Большевиков в Лешкиной компании сильно поругивали, хотя чуть ли не через одного жили в сталинках. С этим еще туда-сюда – понятно, что не ангелы наладили Усатому мясорубку – хотя сама Кома по велению сердца была за большевиков против Сталина, это тоже понятно. Но поступиться евреями, отдать своих евреев хоть сыну, хоть Богу, хоть черту – нет, этого Кома не могла. Во-первых, все люди равны, этим мы Гитлера победили, а во-вторых, в Полиграфе половина сокурсниц, а в типографиях добрая треть наборщиков, метранпажей, линотипистов были евреями – и не только добрая, но и лучшая. И если второе утверждение не вполне стыковалось с первым, это только усиливало Комину правоту по пятому пункту в целом.
– Кто тебя на руках носил, Лешенька? Галка, Майка, Рузанка, дядя Семен – чем они перед тобой виноваты?
– Ты о людях, мать, а я про большие числа, историческую закономерность...
– Ложь твоя историческая закономерность, – уверено перебила Кома. – Что же ты Николашу в статистику не подверстываешь? А как же Цусима, Кровавое Воскресенье, германская – тоже евреи виноваты?
– А девочки-царевны?! А цесаревич?! Какая ты после этого христианка?..
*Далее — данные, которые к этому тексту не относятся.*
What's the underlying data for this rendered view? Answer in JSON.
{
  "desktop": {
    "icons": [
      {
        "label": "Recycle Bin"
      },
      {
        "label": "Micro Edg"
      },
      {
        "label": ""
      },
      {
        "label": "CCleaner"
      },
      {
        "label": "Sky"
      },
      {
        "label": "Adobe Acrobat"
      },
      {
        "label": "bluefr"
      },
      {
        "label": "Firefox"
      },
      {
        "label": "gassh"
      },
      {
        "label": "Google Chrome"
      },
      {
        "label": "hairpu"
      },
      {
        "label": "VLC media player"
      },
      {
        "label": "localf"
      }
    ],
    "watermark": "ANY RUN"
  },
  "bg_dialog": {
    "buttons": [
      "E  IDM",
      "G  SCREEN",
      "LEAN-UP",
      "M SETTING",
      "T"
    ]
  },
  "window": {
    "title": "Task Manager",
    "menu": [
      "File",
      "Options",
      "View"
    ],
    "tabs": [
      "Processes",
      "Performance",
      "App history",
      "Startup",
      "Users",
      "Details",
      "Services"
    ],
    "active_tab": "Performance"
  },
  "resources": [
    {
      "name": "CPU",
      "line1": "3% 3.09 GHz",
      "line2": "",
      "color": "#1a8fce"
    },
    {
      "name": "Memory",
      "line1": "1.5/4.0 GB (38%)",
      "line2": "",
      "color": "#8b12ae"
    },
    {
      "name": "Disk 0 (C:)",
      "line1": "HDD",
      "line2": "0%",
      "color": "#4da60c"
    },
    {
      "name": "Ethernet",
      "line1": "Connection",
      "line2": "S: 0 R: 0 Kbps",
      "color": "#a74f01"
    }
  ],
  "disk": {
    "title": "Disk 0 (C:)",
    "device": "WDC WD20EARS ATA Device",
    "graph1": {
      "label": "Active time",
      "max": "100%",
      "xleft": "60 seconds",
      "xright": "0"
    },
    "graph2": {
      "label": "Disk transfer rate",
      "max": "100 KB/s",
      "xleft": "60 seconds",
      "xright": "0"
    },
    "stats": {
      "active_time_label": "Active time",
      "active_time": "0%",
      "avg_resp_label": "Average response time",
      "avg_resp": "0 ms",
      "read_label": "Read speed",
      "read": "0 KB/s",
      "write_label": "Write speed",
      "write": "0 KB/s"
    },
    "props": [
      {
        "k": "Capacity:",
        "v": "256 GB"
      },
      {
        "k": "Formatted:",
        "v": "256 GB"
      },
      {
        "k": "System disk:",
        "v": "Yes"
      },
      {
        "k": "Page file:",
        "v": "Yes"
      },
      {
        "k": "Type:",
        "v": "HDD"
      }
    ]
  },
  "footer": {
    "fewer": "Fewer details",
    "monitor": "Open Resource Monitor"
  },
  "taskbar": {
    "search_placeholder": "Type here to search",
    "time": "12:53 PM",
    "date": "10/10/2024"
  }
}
И чуть ли не пена изо рта. И ненависть из глаз. И руки трясутся.
Вот и поговорил сын с матерью.
Было такое древнее слово, само всплыло и поместилось в ряд повседневных: чай, лампа, подушка, телевизор, – беснование.
С друзьями тоже переругался почти со всеми. Эта зараза, она ведь из мозга по нервам бьет, поражая сдерживающие центры. А у внучков большевистских на антисемитизм врожденный иммунитет, так что Лешка для них чужим оказался. Хотя, когда демократия победила, ему, по старой дружбе, все-таки дали поруководить каким-то крупным архивом, даже машину с персональным шофером выделили, чтоб не мотался, хромый, с Шелепихи на Маросейку. Валерием Васильевичем звали – очень такой простой, но содержательный оказался мужчина. А насчет царской семьи Кома только в студенческие годы узнала, и сразу же, если по-честному, отмахнулась от этого знания – логика революции, вот и все. Царский род рубили под корень – чтобы таким, как Кома, жилось и пелось. Только через много-много лет, когда появились в доме запрещенные книжки, увидела фотографию дореволюционную, со всеми четырьмя девочками и мальчиком – вот тогда-то и полоснуло по сердцу. Нехорошо, тревожно подумалось: спаси Бог, что не затянуло страдальцев в тогдашние Ярославль или Рыбинск, где боролись за советскую власть отец с матерью... Спаси Бог.
И вот – допелись: великий, страшный, невиданный в истории поход русского народа за правдой закончился. Шли долгих семьдесят лет, других водили – и ничего не нашли. Даже забыли, что искали.
– Какая правда, мать, ну какая правда?! – по сотому разу, с мукой в голосе повторял Лешка. – Держали народ в черном теле, как рабов на галерах, – о чем страдать? Попили кровушки русской, еще и в дерьме изваляли – всех изваляли, от мала до велика! Какая правда?